Learning Stochastic Differential Equations With Gaussian Processes Without Gradient Matching

We introduce a novel paradigm for learning non-parametric drift and diffusion functions for stochastic differential equation (SDE). The proposed model learns to simulate path distributions that match observations with non-uniform time increments and arbitrary sparseness, which is in contrast with gradient matching that does not optimize simulated responses. We formulate sensitivity equations for learning and demonstrate that our general stochastic distribution optimisation leads to robust and efficient learning of SDE systems.

Bayesian Metabolic Flux Analysis reveals intracellular flux couplings

Metabolic flux balance analyses are a standard tool in analysing metabolic reaction rates compatible with measurements, steady-state and the metabolic reaction network stoichiometry. Flux analysis methods commonly place unrealistic assumptions on fluxes due to the convenience of formulating the problem as a linear programming model, and most methods ignore the notable uncertainty in flux estimates. We introduce a novel paradigm of Bayesian metabolic flux analysis that models the reactions of the whole genome-scale cellular system in probabilistic terms, and can infer the full flux vector distribution of genome-scale metabolic systems based on exchange and intracellular (e.g. 13C) flux measurements, steady-state assumptions, and target function assumptions. The Bayesian model couples all fluxes jointly together in a simple truncated multivariate posterior distribution, which reveals informative flux couplings. Our model is a plug-in replacement to conventional metabolic balance methods, such as flux balance analysis (FBA). Our experiments indicate that we can characterise the genome-scale flux covariances, reveal flux couplings, and determine more intracellular unobserved fluxes in C. acetobutylicum from 13C data than flux variability analysis. The COBRA compatible software is available at github.com/markusheinonen/bamfa

Learning unknown ODE models with Gaussian processes

In conventional ODE modelling coefficients of an equation driving the system state forward in time are estimated. However, for many complex systems it is practically impossible to determine the equations or interactions governing the underlying dynamics. In these settings, parametric ODE model cannot be formulated. Here, we overcome this issue by introducing a novel paradigm of nonparametric ODE modelling that can learn the underlying dynamics of arbitrary continuous-time systems without prior knowledge. We propose to learn non-linear, unknown differential functions from state observations using Gaussian process vector fields within the exact ODE formalism. We demonstrate the model's capabilities to infer dynamics from sparse data and to simulate the system forward into future.

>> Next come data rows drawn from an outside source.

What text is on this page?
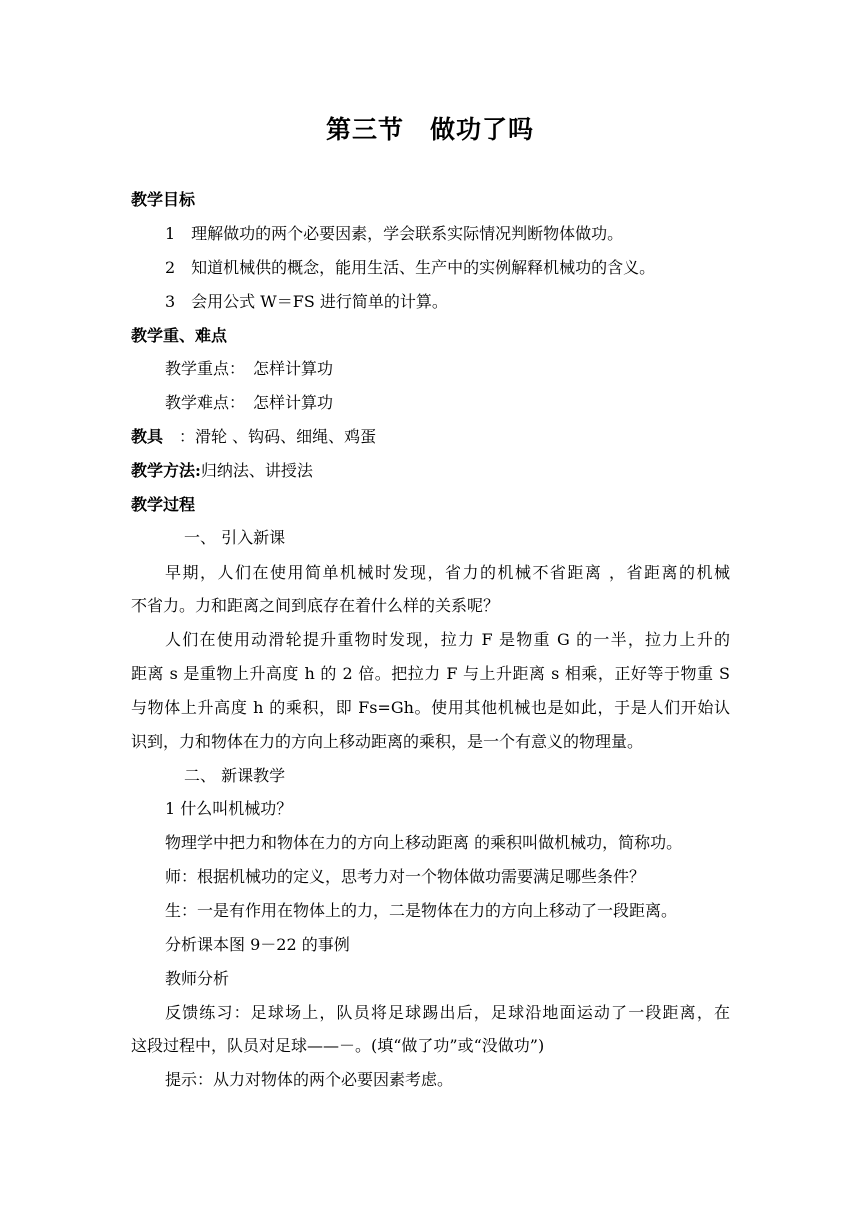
第三节　做功了吗
教学目标
1　理解做功的两个必要因素，学会联系实际情况判断物体做功。
2　知道机械供的概念，能用生活、生产中的实例解释机械功的含义。
3　会用公式 W＝FS 进行简单的计算。
教学重、难点
教学重点：　怎样计算功
教学难点：　怎样计算功
教具　：滑轮 、钩码、细绳、鸡蛋
教学方法:归纳法、讲授法
教学过程
一、 引入新课
早期，人们在使用简单机械时发现，省力的机械不省距离 ，省距离的机械
不省力。力和距离之间到底存在着什么样的关系呢？
人们在使用动滑轮提升重物时发现，拉力 F 是物重 G 的一半，拉力上升的
距离 s 是重物上升高度 h 的 2 倍。把拉力 F 与上升距离 s 相乘，正好等于物重 S
与物体上升高度 h 的乘积，即 Fs=Gh。使用其他机械也是如此，于是人们开始认
识到，力和物体在力的方向上移动距离的乘积，是一个有意义的物理量。
二、 新课教学
1 什么叫机械功？
物理学中把力和物体在力的方向上移动距离 的乘积叫做机械功，简称功。
师：根据机械功的定义，思考力对一个物体做功需要满足哪些条件？
生：一是有作用在物体上的力，二是物体在力的方向上移动了一段距离。
分析课本图 9－22 的事例
教师分析
反馈练习：足球场上，队员将足球踢出后，足球沿地面运动了一段距离，在
这段过程中，队员对足球——－。(填“做了功”或“没做功”)
提示：从力对物体的两个必要因素考虑。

Non-Stationary Gaussian Process Regression with Hamiltonian Monte Carlo

We present a novel approach for fully non-stationary Gaussian process regression (GPR), where all three key parameters -- noise variance, signal variance and lengthscale -- can be simultaneously input-dependent. We develop gradient-based inference methods to learn the unknown function and the non-stationary model parameters, without requiring any model approximations. We propose to infer full parameter posterior with Hamiltonian Monte Carlo (HMC), which conveniently extends the analytical gradient-based GPR learning by guiding the sampling with model gradients. We also learn the MAP solution from the posterior by gradient ascent. In experiments on several synthetic datasets and in modelling of temporal gene expression, the nonstationary GPR is shown to be necessary for modeling realistic input-dependent dynamics, while it performs comparably to conventional stationary or previous non-stationary GPR models otherwise.